On the Peter Breggin hour, late in the show, Dr. Breggin gave us an illustration of what kids conclude when they are given psych drugs. I think what he said is true.
He says that kids conclude that they are innately “bad,” and that the drugs will make the “good.” This is black and white thinking, but I think most young kids can’t conceptualize past that.
They are told they are bad, in school and maybe in the home, either on purpose or inadvertently, through a punishment-and-reward system.
There’s nothing particularly terrible about being sent to the end of the line in school, but kids learn through the shaming attitude of teachers and aides that ending up there is something horrible. You’re bad. From what I have observed, this is caused by a random whim of the teacher. She is not comfortable with your behavior, so you are banished. If you get banished enough times, your parents will receive a note. Uh oh.
So now, the school has shifted the blame and responsibility onto the parent. Not only is the child bad, but the parent is also bad.
Parents get desperate. Possibly the fear of having their kids taken from them spurs this fear on. They have to fix their kid. Drugs offer a supposed “quick fix,” not for the kids, but for the frustrated and scared parents.
To any parent out there who is considering drugging their child: You need to witness what childhood Tardive Dyskinesia looks like. Yes, I know it’s painful to know another parents’ child can’t walk properly, can’t use stairs, will never be dexterous enough to use a keyboard, needs help feeding himself, can’t use his hands properly, makes faces at other children (they’re used to it!) and because of this severe and permanent movement disorder, feels left out, singled out, and will likely drop out.
Are you really willing to risk this? I know parents who say they are. I know parents that argue “quality of life” without realizing that TD is very low quality of life even if it’s only in their child’s future.
Dr. Breggin says that it doesn’t even take long to get the child to not feel “bad” anymore. He says that often the parent has to also shake this belief. He says the child needs consistent discipline (no game playing on either end) and to be listened to.
Consistency is possible in the home, but likely not in school, where kids are exposed to numerous adult teachers and each teacher has her own teaching style. That plus invariably, there is inconsistency between the morals the school teaches and the morals taught at home, for better or worse.
Here is an example. I noticed that my classes of children loved to sing in Spanish. I went a step further and taught them a few Spanish words. One kids came up to me and said, “My parents don’t let me speak Spanish in my home.”
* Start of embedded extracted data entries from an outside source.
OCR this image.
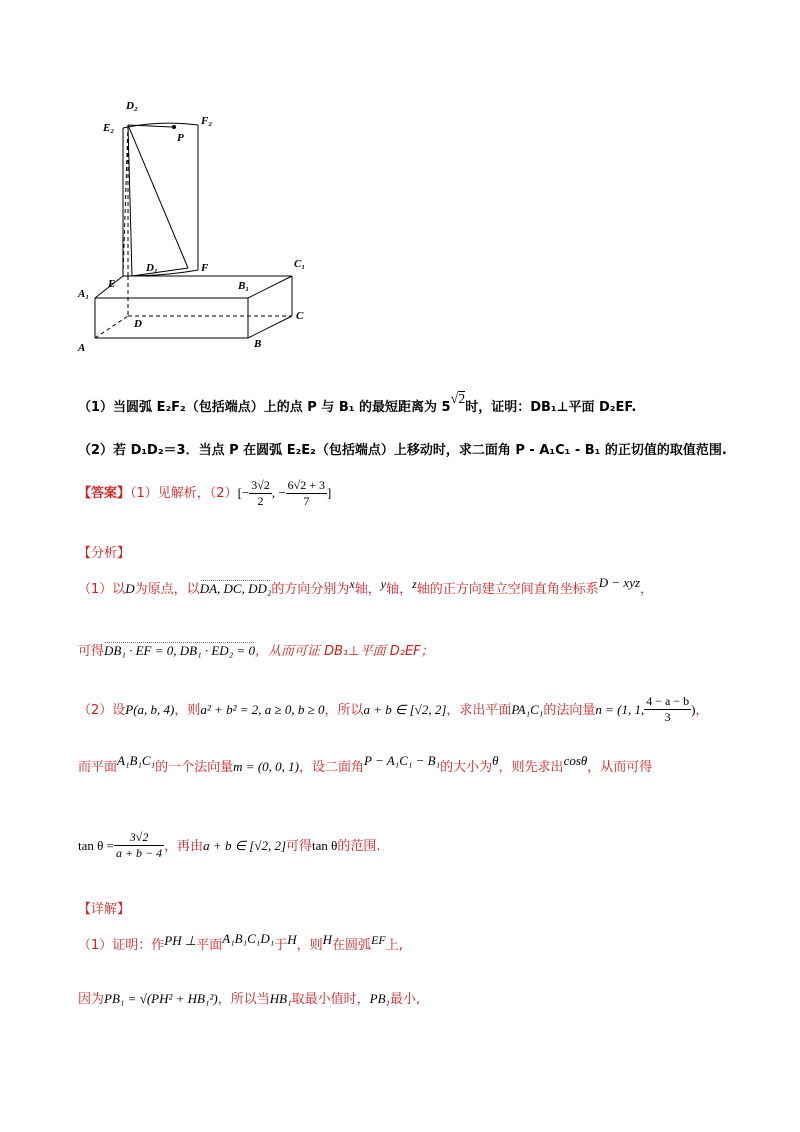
D₂
E₂
F₂
P
D₁	F	C₁
A₁
E	B₁
D
C
A	B
（1）当圆弧 E₂F₂（包括端点）上的点 P 与 B₁ 的最短距离为 5√2时，证明：DB₁⊥平面 D₂EF.
（2）若 D₁D₂＝3．当点 P 在圆弧 E₂E₂（包括端点）上移动时，求二面角 P - A₁C₁ - B₁ 的正切值的取值范围.
【答案】（1）见解析，$(2)[- \frac{3√2}{2}$ , − $\frac{6√2 + 3}{7}$ ]
【分析】
（1）以D为原点，以DA, DC, DD₂的方向分别为$^x$轴，$^y$轴，$^z$轴的正方向建立空间直角坐标系$^{D - xyz}$，
可得DB₁ · EF = 0, DB₁ · ED₂ = 0，从而可证 DB₁⊥平面 D₂EF；
（2）设P(a, b, 4)，则a² + b² = 2, a ≥ 0, b ≥ 0，所以a + b ∈ [√2, 2]，求出平面PA₁C₁的法向量n = (1, 1, $\frac{4 - a - b}{3}$ )，
而平面$^{A_1B_1C_1}$的一个法向量m = (0, 0, 1)，设二面角$^{P - A_1C_1 - B_1}$的大小为$^\theta$，则先求出$^{cos\theta}$，从而可得
$\tan \theta = \frac{3√2}{a + b - 4}$ ，再由a + b ∈ [√2, 2]可得tan θ的范围.
【详解】
（1）证明：作$^{PH \perp}$平面$^{A_1B_1C_1D_1}$于$^H$，则$^H$在圆弧$^{EF}$上,
因为PB₁ = √(PH² + HB₁²)，所以当HB₁取最小值时，PB₁最小,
This was heartbreaking to hear. I can kinda liken this to not being allowed to sing Christmas Carols in my home, or not ever saying the word, “Jesus,” or discovering that my dad couldn’t bring himself to eat Japanese cuisine, since he had fought in World War II. Still, I thought it was odd to forbid speaking in Spanish. I told the boy, “You are not home now. You are in school. I’m the teacher, and I allow it.” He seemed happy about that, but I felt odd conflicting with the parents. Was he now getting a mixed message?
No matter. When he’s a teen he will be deciding these things on his own, and I doubt the parents will have much say in it after a while. That is, he’ll think for himself, unless, of course, he’s on drugs.